# Grilled Lamb T-Bone Chops



## sw2geeks (Apr 18, 2013)

Fixed some Grilled Lamb T-Bone (loin) Chops last weekend and they turned out great. I seasoned them with Cavender's Greek seasoning.

Here is a few picks.






















Recipe and more photos here.
http://www.dfw.com/2013/04/17/782540/weekend-chef-grilled-lamb-t-bone.html


----------



## ThEoRy (Apr 18, 2013)

These. I like them.


----------



## schanop (Apr 18, 2013)

These little morsels look neat.


----------



## Mrmnms (Apr 18, 2013)

They look just about perfect. My kids would be eating them like candy... or wolf pups


----------



## wellminded1 (Apr 18, 2013)

Damn they look good.


----------



## El Pescador (Apr 18, 2013)

I'd eat those. What's the knife?


----------



## Zwiefel (Apr 18, 2013)

I really wish my wife would eat lamb....I love chops.


----------



## Slypig5000 (Apr 18, 2013)

Looks great, personal favorite cut of lamb.


----------



## cnochef (Apr 18, 2013)

Those look awesome, I would love to serve them with my vindaloo sauce.


----------



## mkmk (Apr 18, 2013)

My favorite lamb cut, too -- just perfect.


----------



## sw2geeks (Apr 20, 2013)

El Pescador said:


> I'd eat those. What's the knife?



Wow, this has been one busy week! I work at the newspaper in Fort Worth and it has been non-stop all week with Boston, West then Boston again.

The knife is a no brand knife I picked up on ebay that was pretty cheap. It looks neat, but is as thick as a Deba. I have been using it lately as my bone in steak cutting knife since I am not to worried about it hitting bone.


----------



## vinster (Apr 20, 2013)

There's an optical illusion going on! How'd you get the grill marks when it looks like they're cooking on a flat surface?


----------



## sw2geeks (Apr 20, 2013)

vinster said:


> There's an optical illusion going on! How'd you get the grill marks when it looks like they're cooking on a flat surface?
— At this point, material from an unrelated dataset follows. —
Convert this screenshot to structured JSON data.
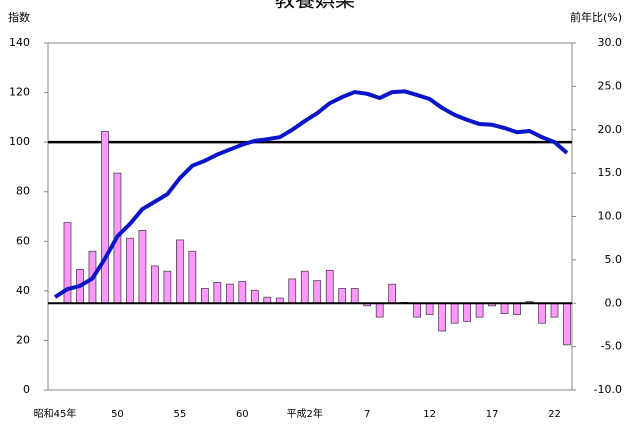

I have a black ceramic cooking stone that I was using to season and take pictures of the chops. But the cooking was on the grill. I normally include a picture of them cooking on the grill, but lamb chops cook pretty quick and I forgot in the rush not to over cook them.


----------



## natineah (Apr 25, 2013)

My favorite cut lamb. :hungry: Just one serve today and I'll be fine.


----------